Three models, three distinct functions

MiMo-V2-Pro is designed for what Xiaomi calls the “agent era”, complex, multi-step tasks that require sustained reasoning, long-context retention and reliable code execution. With a 1-million-token context window and 42 billion active parameters out of more than one trillion total, the model can process entire codebases or large document sets in a single session. It uses a Hybrid Attention mechanism with a 7:1 ratio, an increase from the 5:1 ratio used in its predecessor.

MiMo-V2-Omni takes a different direction. It processes text, images, video and audio in a unified architecture, targeting use cases where multiple input types occur simultaneously. Xiaomi reports strong scores in audio understanding and video event forecasting benchmarks, with an MMAU-Pro score of 69.4 and a FutureOmni score of 66.7.

MiMo-V2-TTS is a speech synthesis model built on a self-developed Audio Tokenizer with multi-codebook joint modeling.
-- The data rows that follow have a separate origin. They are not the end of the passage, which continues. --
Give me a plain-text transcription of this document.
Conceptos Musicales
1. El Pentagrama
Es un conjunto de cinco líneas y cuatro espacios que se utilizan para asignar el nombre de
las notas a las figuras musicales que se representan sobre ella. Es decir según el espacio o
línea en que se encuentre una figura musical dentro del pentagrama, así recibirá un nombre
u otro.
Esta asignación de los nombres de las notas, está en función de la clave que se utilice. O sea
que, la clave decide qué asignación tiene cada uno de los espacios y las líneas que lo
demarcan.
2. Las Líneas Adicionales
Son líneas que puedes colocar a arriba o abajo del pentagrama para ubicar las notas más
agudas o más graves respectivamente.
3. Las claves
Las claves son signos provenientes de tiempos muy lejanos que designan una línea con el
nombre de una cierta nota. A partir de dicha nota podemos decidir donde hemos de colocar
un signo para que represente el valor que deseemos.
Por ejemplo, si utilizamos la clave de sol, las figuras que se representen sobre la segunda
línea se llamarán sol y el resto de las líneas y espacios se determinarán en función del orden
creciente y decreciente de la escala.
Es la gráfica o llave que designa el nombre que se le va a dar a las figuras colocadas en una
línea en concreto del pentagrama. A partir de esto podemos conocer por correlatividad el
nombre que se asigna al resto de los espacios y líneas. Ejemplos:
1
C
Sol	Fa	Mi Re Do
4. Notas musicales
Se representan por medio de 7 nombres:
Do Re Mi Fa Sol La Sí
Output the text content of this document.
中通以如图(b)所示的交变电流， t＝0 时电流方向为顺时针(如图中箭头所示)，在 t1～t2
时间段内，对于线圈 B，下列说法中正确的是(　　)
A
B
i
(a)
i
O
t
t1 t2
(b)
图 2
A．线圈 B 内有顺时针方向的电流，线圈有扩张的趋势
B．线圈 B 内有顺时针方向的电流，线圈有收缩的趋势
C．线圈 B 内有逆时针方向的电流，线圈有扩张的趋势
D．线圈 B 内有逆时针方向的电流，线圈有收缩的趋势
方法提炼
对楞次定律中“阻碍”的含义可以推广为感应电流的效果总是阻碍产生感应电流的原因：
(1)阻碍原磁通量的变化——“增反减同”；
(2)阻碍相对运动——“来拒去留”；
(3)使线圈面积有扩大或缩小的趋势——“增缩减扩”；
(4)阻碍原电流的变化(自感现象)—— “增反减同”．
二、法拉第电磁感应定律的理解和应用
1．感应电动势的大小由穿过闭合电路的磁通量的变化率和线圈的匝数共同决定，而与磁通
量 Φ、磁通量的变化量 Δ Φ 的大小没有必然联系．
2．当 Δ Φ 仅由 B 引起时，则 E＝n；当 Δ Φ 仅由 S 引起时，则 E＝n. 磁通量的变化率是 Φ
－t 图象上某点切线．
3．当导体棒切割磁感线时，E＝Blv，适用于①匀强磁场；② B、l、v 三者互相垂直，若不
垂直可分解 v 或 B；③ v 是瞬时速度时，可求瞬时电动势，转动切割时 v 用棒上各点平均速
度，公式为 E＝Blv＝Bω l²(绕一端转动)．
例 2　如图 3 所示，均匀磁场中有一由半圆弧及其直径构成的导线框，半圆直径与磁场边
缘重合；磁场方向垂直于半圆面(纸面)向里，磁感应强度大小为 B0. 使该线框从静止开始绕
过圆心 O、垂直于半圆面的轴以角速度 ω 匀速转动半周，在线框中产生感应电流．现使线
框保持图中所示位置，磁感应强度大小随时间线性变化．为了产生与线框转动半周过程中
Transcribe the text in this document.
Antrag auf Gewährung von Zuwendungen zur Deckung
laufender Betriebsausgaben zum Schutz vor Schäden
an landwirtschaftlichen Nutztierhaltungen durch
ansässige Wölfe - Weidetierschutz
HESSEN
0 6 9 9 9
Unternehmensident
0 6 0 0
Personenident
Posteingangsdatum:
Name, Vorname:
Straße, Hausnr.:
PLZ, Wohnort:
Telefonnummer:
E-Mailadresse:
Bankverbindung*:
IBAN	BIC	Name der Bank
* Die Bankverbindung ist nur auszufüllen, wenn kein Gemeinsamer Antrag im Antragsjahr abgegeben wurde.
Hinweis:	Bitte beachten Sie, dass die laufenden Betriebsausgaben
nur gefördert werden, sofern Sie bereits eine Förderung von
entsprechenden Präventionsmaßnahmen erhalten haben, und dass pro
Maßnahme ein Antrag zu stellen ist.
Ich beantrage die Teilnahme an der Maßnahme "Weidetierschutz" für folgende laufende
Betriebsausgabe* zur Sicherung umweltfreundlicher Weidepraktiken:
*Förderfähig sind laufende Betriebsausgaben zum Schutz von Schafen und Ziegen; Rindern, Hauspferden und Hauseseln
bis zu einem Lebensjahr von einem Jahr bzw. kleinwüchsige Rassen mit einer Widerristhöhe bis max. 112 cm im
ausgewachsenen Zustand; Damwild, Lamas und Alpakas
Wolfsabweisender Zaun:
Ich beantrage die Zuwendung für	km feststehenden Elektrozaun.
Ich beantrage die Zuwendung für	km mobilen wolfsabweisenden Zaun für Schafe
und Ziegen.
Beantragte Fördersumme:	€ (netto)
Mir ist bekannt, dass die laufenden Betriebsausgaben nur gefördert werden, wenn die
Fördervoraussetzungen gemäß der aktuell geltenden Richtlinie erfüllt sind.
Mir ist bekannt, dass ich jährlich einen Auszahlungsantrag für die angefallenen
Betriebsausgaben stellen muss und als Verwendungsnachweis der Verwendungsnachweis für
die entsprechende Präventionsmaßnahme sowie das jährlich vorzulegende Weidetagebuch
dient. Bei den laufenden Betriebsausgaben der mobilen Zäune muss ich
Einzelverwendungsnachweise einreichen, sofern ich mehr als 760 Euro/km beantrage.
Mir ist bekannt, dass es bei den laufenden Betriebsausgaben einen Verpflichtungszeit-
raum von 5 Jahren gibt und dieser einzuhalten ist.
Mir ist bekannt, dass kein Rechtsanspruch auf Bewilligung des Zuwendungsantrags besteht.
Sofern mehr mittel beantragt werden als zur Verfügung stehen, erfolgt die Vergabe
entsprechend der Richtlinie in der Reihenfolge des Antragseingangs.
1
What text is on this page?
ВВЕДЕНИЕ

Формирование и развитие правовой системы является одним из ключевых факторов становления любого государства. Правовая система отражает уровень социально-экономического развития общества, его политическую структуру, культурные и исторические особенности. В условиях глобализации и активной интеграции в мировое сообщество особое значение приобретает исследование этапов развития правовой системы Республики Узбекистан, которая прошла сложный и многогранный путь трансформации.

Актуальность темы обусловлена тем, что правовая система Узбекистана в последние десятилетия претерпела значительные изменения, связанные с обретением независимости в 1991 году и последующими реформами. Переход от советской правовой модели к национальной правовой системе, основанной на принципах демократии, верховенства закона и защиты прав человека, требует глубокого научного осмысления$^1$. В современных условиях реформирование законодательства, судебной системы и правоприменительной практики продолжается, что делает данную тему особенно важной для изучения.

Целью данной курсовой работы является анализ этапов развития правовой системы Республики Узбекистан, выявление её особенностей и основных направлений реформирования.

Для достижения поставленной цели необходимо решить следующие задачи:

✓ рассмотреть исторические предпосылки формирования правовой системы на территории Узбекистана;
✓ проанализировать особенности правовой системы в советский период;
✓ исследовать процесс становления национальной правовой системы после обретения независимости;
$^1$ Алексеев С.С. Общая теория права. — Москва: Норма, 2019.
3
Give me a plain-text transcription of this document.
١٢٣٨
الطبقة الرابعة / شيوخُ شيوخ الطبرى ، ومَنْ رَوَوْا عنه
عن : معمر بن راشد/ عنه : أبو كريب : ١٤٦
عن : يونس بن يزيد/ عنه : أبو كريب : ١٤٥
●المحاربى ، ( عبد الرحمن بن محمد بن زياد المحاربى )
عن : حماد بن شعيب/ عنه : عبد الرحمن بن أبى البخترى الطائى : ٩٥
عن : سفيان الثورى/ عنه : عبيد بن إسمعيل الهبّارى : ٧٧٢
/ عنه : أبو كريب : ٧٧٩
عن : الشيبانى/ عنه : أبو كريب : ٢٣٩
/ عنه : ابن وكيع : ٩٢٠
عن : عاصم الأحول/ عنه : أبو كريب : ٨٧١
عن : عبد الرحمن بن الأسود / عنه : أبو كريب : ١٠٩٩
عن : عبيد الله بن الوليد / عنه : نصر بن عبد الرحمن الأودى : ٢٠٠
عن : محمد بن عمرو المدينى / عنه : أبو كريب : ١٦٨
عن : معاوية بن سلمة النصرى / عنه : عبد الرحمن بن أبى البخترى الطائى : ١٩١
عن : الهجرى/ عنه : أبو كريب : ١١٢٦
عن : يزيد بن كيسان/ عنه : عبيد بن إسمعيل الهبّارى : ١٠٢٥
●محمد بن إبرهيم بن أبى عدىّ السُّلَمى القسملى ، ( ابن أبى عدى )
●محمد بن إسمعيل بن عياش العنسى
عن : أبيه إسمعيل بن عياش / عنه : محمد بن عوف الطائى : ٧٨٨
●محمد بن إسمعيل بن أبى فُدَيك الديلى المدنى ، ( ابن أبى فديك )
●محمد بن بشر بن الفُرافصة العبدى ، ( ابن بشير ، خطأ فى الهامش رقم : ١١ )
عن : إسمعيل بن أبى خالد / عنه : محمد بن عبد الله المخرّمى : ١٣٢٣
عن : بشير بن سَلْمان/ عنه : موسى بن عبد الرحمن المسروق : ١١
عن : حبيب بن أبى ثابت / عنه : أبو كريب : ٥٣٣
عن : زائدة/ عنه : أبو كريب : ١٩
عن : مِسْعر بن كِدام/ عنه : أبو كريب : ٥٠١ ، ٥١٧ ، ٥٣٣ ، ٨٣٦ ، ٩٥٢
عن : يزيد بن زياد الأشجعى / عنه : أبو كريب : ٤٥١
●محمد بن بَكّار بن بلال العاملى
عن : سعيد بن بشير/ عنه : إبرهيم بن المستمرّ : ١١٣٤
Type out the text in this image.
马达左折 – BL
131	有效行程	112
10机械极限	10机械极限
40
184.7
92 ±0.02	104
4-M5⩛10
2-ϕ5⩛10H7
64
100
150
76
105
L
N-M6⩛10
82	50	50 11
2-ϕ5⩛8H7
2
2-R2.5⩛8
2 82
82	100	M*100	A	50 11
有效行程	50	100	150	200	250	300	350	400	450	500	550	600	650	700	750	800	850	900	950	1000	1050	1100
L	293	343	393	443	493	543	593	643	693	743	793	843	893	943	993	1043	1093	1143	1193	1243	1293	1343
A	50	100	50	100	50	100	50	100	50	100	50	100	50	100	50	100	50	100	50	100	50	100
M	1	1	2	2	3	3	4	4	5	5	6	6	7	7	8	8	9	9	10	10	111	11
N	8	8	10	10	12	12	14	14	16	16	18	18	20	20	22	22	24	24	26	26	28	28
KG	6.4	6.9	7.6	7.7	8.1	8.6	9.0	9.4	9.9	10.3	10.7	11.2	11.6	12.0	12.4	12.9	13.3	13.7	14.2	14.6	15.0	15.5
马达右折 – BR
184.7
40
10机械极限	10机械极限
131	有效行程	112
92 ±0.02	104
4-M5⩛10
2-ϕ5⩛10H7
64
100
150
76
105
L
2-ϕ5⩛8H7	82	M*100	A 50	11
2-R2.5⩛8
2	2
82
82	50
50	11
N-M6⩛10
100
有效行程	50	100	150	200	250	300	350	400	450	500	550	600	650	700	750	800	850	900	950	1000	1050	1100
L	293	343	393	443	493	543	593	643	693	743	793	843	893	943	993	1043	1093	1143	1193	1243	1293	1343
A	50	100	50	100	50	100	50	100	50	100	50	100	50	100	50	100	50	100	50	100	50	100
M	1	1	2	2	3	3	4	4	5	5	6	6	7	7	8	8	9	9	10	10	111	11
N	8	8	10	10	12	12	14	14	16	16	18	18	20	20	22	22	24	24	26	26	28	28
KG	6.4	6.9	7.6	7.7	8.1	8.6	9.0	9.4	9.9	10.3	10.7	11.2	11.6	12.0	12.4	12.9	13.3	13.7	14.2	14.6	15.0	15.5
It supports adjustable tone, emotion and speaking style, covers multiple Chinese dialects and can handle both conversational speech and singing.

Technical specifications and benchmark performance

MiMo-V2-Pro uses Mixture-of-Experts architecture with 1 trillion-plus total parameters and 42 billion active parameters per token, making it roughly three times larger in total scale than MiMo-V2-Flash while keeping inference costs manageable. API pricing is set at $1 per million input tokens and $3 per million output tokens at up to 256K context, rising to $2/$6 for the full 1-million-token range.

On the Artificial Analysis Intelligence Index, MiMo-V2-Pro ranks 8th globally and 2nd among Chinese language models. On ClawEval, an agent benchmark, it scored 61.5, close to Claude Opus 4.6 at 66.3 and notably ahead of GPT-5.2 at 50.0. On Terminal-Bench 2.0, which tests coding in real terminal environments, it scored 86.7.

MiMo-V2-Omni is priced at $0.40 per million input tokens and $2.00 per million output tokens. Its multimodal benchmark results place it ahead of Gemini 3 Pro and Claude Opus 4.6 on audio and video tasks, according to Xiaomi’s published comparisons.

The Hunter Alpha mystery and what it reveals about Xiaomi’s strategy

Hunter Alpha appeared on OpenRouter on 11 March without any developer attribution and quickly attracted attention from developers after topping several agent benchmarks. Speculation ranged from an unreleased DeepSeek V4 to a model from a previously unknown lab. Xiaomi confirmed on 19 March that Hunter Alpha was an early, anonymized deployment of MiMo-V2-Pro.

The tactic gave Xiaomi unfiltered developer feedback before the public launch, while the strong benchmark performance generated organic attention in AI communities. The approach is unusual for a hardware-first company entering the foundation model space.

Positioning against established models

MiMo-V2-Pro enters a competitive field where OpenAI’s GPT-5.4 currently holds the top benchmark positions and Anthropic’s Claude Opus 4.6 leads on several agent tasks. At $1/$3 per million tokens, MiMo-V2-Pro is priced below both, which may appeal to developers and enterprises running high-volume workloads.

For Chinese-language tasks and enterprise applications where data residency matters, MiMo-V2-Pro’s Chinese-language performance, ranking second among Chinese LLMs, gives it a clear differentiator over primarily English-optimized models.

Real-world use cases and availability

Xiaomi has positioned MiMo-V2-Pro primarily for software development and agentic workflows, where its long context window and high Terminal-Bench scores make it practical for automated code review, repository analysis and multi-step task automation. MiMo-V2-Omni targets use cases such as video content analysis, voice-driven interfaces and customer service applications that involve mixed media inputs.

MiMo-V2-TTS is aimed at consumer products, in-car AI assistants and content creation tools where nuanced voice output matters. All three models are available via API and through a web interface. Xiaomi has indicated that the models will also power features in its own hardware ecosystem, which spans smartphones, electric vehicles and smart home devices.

Full technical documentation and API access for all three models are available on Xiaomi’s MiMo model page.